Antippas joined the new artist department at Heaven before moving onto Universal. Right from the start she observed that the local recording business lacked renewal.

“I realized when I came back that there was neither a new [Haris] Alexiou nor a new [Sakis] Rouvas.”

Living abroad, she says, led her to listening to absolutely everything under the musical sun.

“As a child I loved listening to Alexiou’s ‘Nefeli,’ to [Costas] Haritodiplomenos, Alexia and Rouvas. But I also listened to Metallica, Kiss, Bryan Adams and opera,” said Antippas.

“While I may wish to develop new blood and take risks, the financial capabilities of the past no longer exist. The young ones will work on their tunes on their own and we will provide the know-how. In the middle to major artists range we will cover the cost as we wish to develop our catalog. But the kind of money that artists got paid back in the 1990s – huge advances and spending large sums on music videos – that’s all over. The company is not a bank,” said Antippas.

At the same time more and more record stores are closing their doors, a fact which does not seem to deter her. “Public outlets are still going,” she said.

What about the joy of discovering a great new album?

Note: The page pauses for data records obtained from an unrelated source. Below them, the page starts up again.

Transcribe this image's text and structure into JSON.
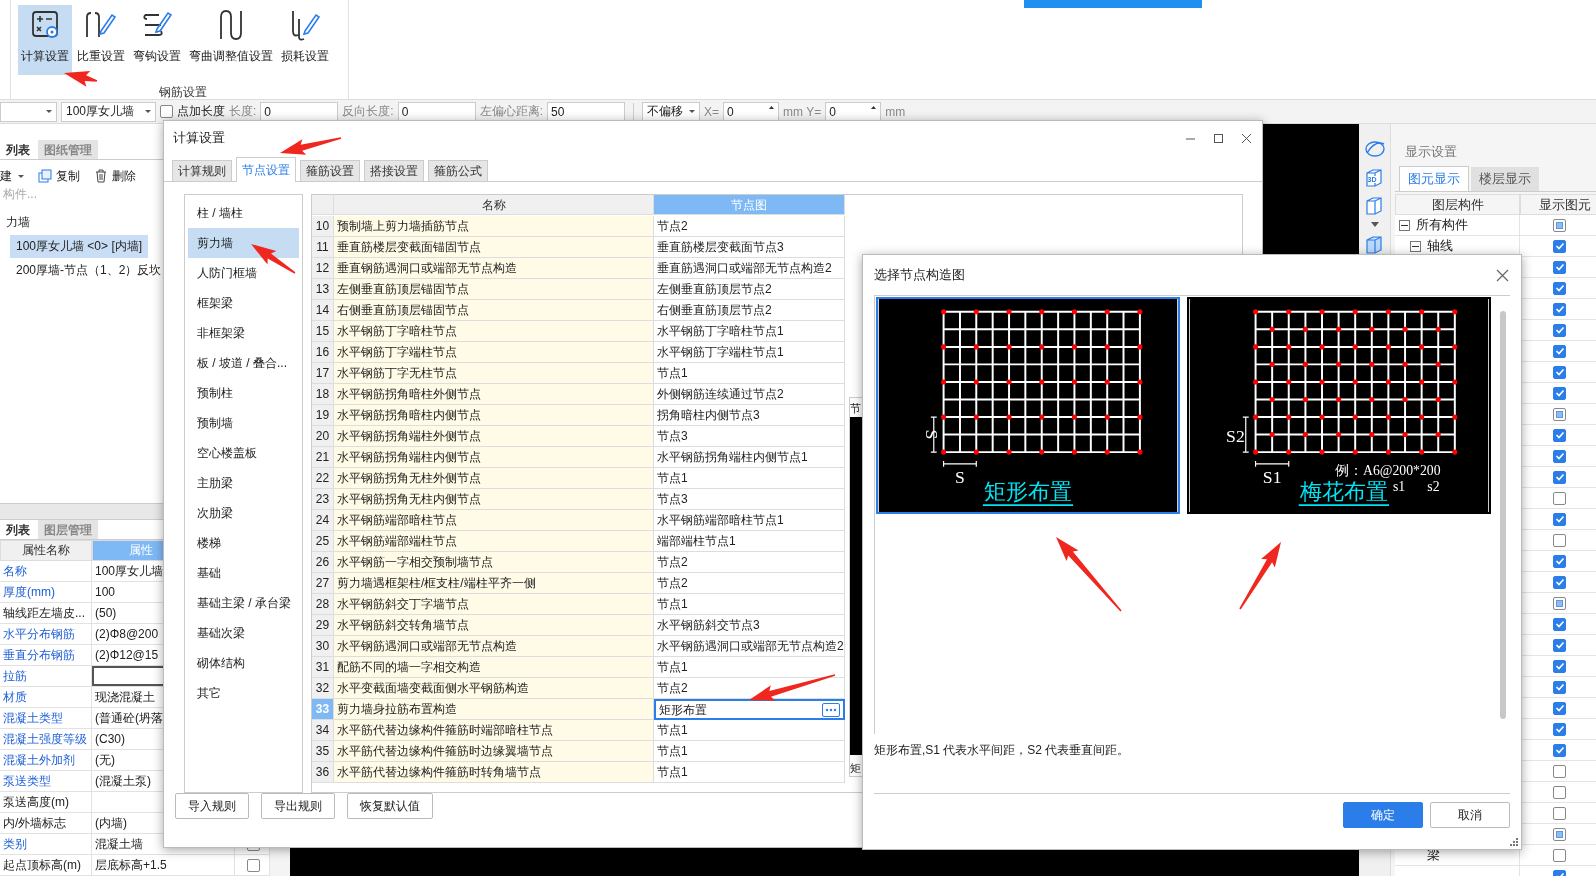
{
  "ribbon": {
    "buttons": [
      {
        "label": "计算设置",
        "selected": true
      },
      {
        "label": "比重设置",
        "selected": false
      },
      {
        "label": "弯钩设置",
        "selected": false
      },
      {
        "label": "弯曲调整值设置",
        "selected": false
      },
      {
        "label": "损耗设置",
        "selected": false
      }
    ],
    "group_label": "钢筋设置"
  },
  "prop_toolbar": {
    "wall_dropdown": "100厚女儿墙",
    "add_length": {
      "label": "点加长度",
      "checked": false
    },
    "fields": [
      {
        "label": "长度:",
        "value": "0"
      },
      {
        "label": "反向长度:",
        "value": "0"
      },
      {
        "label": "左偏心距离:",
        "value": "50"
      }
    ],
    "offset_dropdown": "不偏移",
    "coords": [
      {
        "label": "X=",
        "value": "0"
      },
      {
        "label": "mm Y=",
        "value": "0"
      }
    ],
    "unit": "mm"
  },
  "left_panel": {
    "tabs": [
      {
        "label": "列表",
        "selected": true
      },
      {
        "label": "图纸管理",
        "selected": false
      }
    ],
    "actions": [
      {
        "label": "建",
        "kind": "dropdown"
      },
      {
        "label": "复制",
        "kind": "copy"
      },
      {
        "label": "删除",
        "kind": "delete"
      }
    ],
    "search": {
      "placeholder": "构件..."
    },
    "tree": [
      {
        "label": "力墙",
        "children": [
          {
            "label": "100厚女儿墙 <0> [内墙]",
            "selected": true
          },
          {
            "label": "200厚墙-节点（1、2）反坎",
            "selected": false
          }
        ]
      }
    ]
  },
  "props_panel": {
    "tabs": [
      {
        "label": "列表",
        "selected": true
      },
      {
        "label": "图层管理",
        "selected": false
      }
    ],
    "columns": [
      "属性名称",
      "属性"
    ],
    "rows": [
      {
        "name": "名称",
        "value": "100厚女儿墙",
        "public": true
      },
      {
        "name": "厚度(mm)",
        "value": "100",
        "public": true
      },
      {
        "name": "轴线距左墙皮...",
        "value": "(50)",
        "public": false
      },
      {
        "name": "水平分布钢筋",
        "value": "(2)Φ8@200",
        "public": true
      },
      {
        "name": "垂直分布钢筋",
        "value": "(2)Φ12@15",
        "public": true
      },
      {
        "name": "拉筋",
        "value": "",
        "public": true,
        "editing": true
      },
      {
        "name": "材质",
        "value": "现浇混凝土",
        "public": true
      },
      {
        "name": "混凝土类型",
        "value": "(普通砼(坍落",
        "public": true
      },
      {
        "name": "混凝土强度等级",
        "value": "(C30)",
        "public": true
      },
      {
        "name": "混凝土外加剂",
        "value": "(无)",
        "public": true
      },
      {
        "name": "泵送类型",
        "value": "(混凝土泵)",
        "public": true
      },
      {
        "name": "泵送高度(m)",
        "value": "",
        "public": false
      },
      {
        "name": "内/外墙标志",
        "value": "(内墙)",
        "public": false
      },
      {
        "name": "类别",
        "value": "混凝土墙",
        "public": true,
        "attached": false
      },
      {
        "name": "起点顶标高(m)",
        "value": "层底标高+1.5",
        "public": false,
        "attached": false
      }
    ]
  },
  "view_tools": [
    {
      "kind": "orbit"
    },
    {
      "kind": "cube3d",
      "label": "3D"
    },
    {
      "kind": "cube"
    },
    {
      "kind": "caret"
    },
    {
      "kind": "cube_blue"
    }
  ],
  "display_panel": {
    "title": "显示设置",
    "tabs": [
      {
        "label": "图元显示",
        "selected": true
      },
      {
        "label": "楼层显示",
        "selected": false
      }
    ],
    "columns": [
      "图层构件",
      "显示图元"
    ],
    "layers": [
      {
        "name": "所有构件",
        "expanded": true,
        "checked": false,
        "mixed": true,
        "children": [
          {
            "name": "轴线",
            "expanded": true,
            "checked": true
          },
          {
            "checked": true
          },
          {
            "checked": true
          },
          {
            "checked": true
          },
          {
            "checked": true
          },
          {
            "checked": true
          },
          {
            "checked": true
          },
          {
            "checked": true
          },
          {
            "checked": false,
            "mixed": true
          },
          {
            "checked": true
          },
          {
            "checked": true
          },
          {
            "checked": true
          },
          {
            "checked": false
          },
          {
            "checked": true
          },
          {
            "checked": false
          },
          {
            "checked": true
          },
          {
            "checked": true
          },
          {
            "checked": false,
            "mixed": true
          },
          {
            "checked": true
          },
          {
            "checked": true
          },
          {
            "checked": true
          },
          {
            "checked": true
          },
          {
            "checked": true
          },
          {
            "checked": true
          },
          {
            "checked": true
          },
          {
            "checked": false
          },
          {
            "checked": false
          },
          {
            "checked": false
          },
          {
            "checked": false,
            "mixed": true
          },
          {
            "name": "梁",
            "checked": false
          },
          {
            "checked": true
          }
        ]
      }
    ]
  },
  "calc_dialog": {
    "title": "计算设置",
    "tabs": [
      {
        "label": "计算规则",
        "selected": false
      },
      {
        "label": "节点设置",
        "selected": true
      },
      {
        "label": "箍筋设置",
        "selected": false
      },
      {
        "label": "搭接设置",
        "selected": false
      },
      {
        "label": "箍筋公式",
        "selected": false
      }
    ],
    "categories": [
      {
        "label": "柱 / 墙柱",
        "selected": false
      },
      {
        "label": "剪力墙",
        "selected": true
      },
      {
        "label": "人防门框墙",
        "selected": false
      },
      {
        "label": "框架梁",
        "selected": false
      },
      {
        "label": "非框架梁",
        "selected": false
      },
      {
        "label": "板 / 坡道 / 叠合...",
        "selected": false
      },
      {
        "label": "预制柱",
        "selected": false
      },
      {
        "label": "预制墙",
        "selected": false
      },
      {
        "label": "空心楼盖板",
        "selected": false
      },
      {
        "label": "主肋梁",
        "selected": false
      },
      {
        "label": "次肋梁",
        "selected": false
      },
      {
        "label": "楼梯",
        "selected": false
      },
      {
        "label": "基础",
        "selected": false
      },
      {
        "label": "基础主梁 / 承台梁",
        "selected": false
      },
      {
        "label": "基础次梁",
        "selected": false
      },
      {
        "label": "砌体结构",
        "selected": false
      },
      {
        "label": "其它",
        "selected": false
      }
    ],
    "table": {
      "columns": [
        {
          "label": "名称",
          "selected": false
        },
        {
          "label": "节点图",
          "selected": true
        }
      ],
      "rows": [
        {
          "no": "10",
          "name": "预制墙上剪力墙插筋节点",
          "node": "节点2",
          "selected": false
        },
        {
          "no": "11",
          "name": "垂直筋楼层变截面锚固节点",
          "node": "垂直筋楼层变截面节点3",
          "selected": false
        },
        {
          "no": "12",
          "name": "垂直钢筋遇洞口或端部无节点构造",
          "node": "垂直筋遇洞口或端部无节点构造2",
          "selected": false
        },
        {
          "no": "13",
          "name": "左侧垂直筋顶层锚固节点",
          "node": "左侧垂直筋顶层节点2",
          "selected": false
        },
        {
          "no": "14",
          "name": "右侧垂直筋顶层锚固节点",
          "node": "右侧垂直筋顶层节点2",
          "selected": false
        },
        {
          "no": "15",
          "name": "水平钢筋丁字暗柱节点",
          "node": "水平钢筋丁字暗柱节点1",
          "selected": false
        },
        {
          "no": "16",
          "name": "水平钢筋丁字端柱节点",
          "node": "水平钢筋丁字端柱节点1",
          "selected": false
        },
        {
          "no": "17",
          "name": "水平钢筋丁字无柱节点",
          "node": "节点1",
          "selected": false
        },
        {
          "no": "18",
          "name": "水平钢筋拐角暗柱外侧节点",
          "node": "外侧钢筋连续通过节点2",
          "selected": false
        },
        {
          "no": "19",
          "name": "水平钢筋拐角暗柱内侧节点",
          "node": "拐角暗柱内侧节点3",
          "selected": false
        },
        {
          "no": "20",
          "name": "水平钢筋拐角端柱外侧节点",
          "node": "节点3",
          "selected": false
        },
        {
          "no": "21",
          "name": "水平钢筋拐角端柱内侧节点",
          "node": "水平钢筋拐角端柱内侧节点1",
          "selected": false
        },
        {
          "no": "22",
          "name": "水平钢筋拐角无柱外侧节点",
          "node": "节点1",
          "selected": false
        },
        {
          "no": "23",
          "name": "水平钢筋拐角无柱内侧节点",
          "node": "节点3",
          "selected": false
        },
        {
          "no": "24",
          "name": "水平钢筋端部暗柱节点",
          "node": "水平钢筋端部暗柱节点1",
          "selected": false
        },
        {
          "no": "25",
          "name": "水平钢筋端部端柱节点",
          "node": "端部端柱节点1",
          "selected": false
        },
        {
          "no": "26",
          "name": "水平钢筋一字相交预制墙节点",
          "node": "节点2",
          "selected": false
        },
        {
          "no": "27",
          "name": "剪力墙遇框架柱/框支柱/端柱平齐一侧",
          "node": "节点2",
          "selected": false
        },
        {
          "no": "28",
          "name": "水平钢筋斜交丁字墙节点",
          "node": "节点1",
          "selected": false
        },
        {
          "no": "29",
          "name": "水平钢筋斜交转角墙节点",
          "node": "水平钢筋斜交节点3",
          "selected": false
        },
        {
          "no": "30",
          "name": "水平钢筋遇洞口或端部无节点构造",
          "node": "水平钢筋遇洞口或端部无节点构造2",
          "selected": false
        },
        {
          "no": "31",
          "name": "配筋不同的墙一字相交构造",
          "node": "节点1",
          "selected": false
        },
        {
          "no": "32",
          "name": "水平变截面墙变截面侧水平钢筋构造",
          "node": "节点2",
          "selected": false
        },
        {
          "no": "33",
          "name": "剪力墙身拉筋布置构造",
          "node": "矩形布置",
          "selected": true
        },
        {
          "no": "34",
          "name": "水平筋代替边缘构件箍筋时端部暗柱节点",
          "node": "节点1",
          "selected": false
        },
        {
          "no": "35",
          "name": "水平筋代替边缘构件箍筋时边缘翼墙节点",
          "node": "节点1",
          "selected": false
        },
        {
          "no": "36",
          "name": "水平筋代替边缘构件箍筋时转角墙节点",
          "node": "节点1",
          "selected": false
        }
      ]
    },
    "preview": {
      "title": "节",
      "caption": "矩"
    },
    "buttons": [
      "导入规则",
      "导出规则",
      "恢复默认值"
    ]
  },
  "node_dialog": {
    "title": "选择节点构造图",
    "options": [
      {
        "kind": "rect",
        "title": "矩形布置",
        "dim_v": "S",
        "dim_h": "S",
        "selected": true
      },
      {
        "kind": "quincunx",
        "title": "梅花布置",
        "dim_v": "S2",
        "dim_h": "S1",
        "example": "例：A6@200*200",
        "sub1": "s1",
        "sub2": "s2",
        "selected": false
      }
    ],
    "description": "矩形布置,S1 代表水平间距，S2 代表垂直间距。",
    "buttons": [
      {
        "label": "确定",
        "primary": true
      },
      {
        "label": "取消",
        "primary": false
      }
    ]
  }
}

“That pleasure disappeared when CDs became rather insignificant products,” she noted. “Record companies kept consumers hostage by forcing them to purchase entire albums containing one good-quality and 10 low-quality tunes. Consumers got angry at one point. Nowadays artists must work real hard and come up with good songs,” said Antippas. “My grandfather created Helladisc with artists who ventured beyond local borders. There was Vangelis, Nana Mouskouri, Demis Roussos, Vicky Leandros, all passionate and hardworking, the kind of people I’d like to discover. It will require plenty of hard work to construct the new Greece.”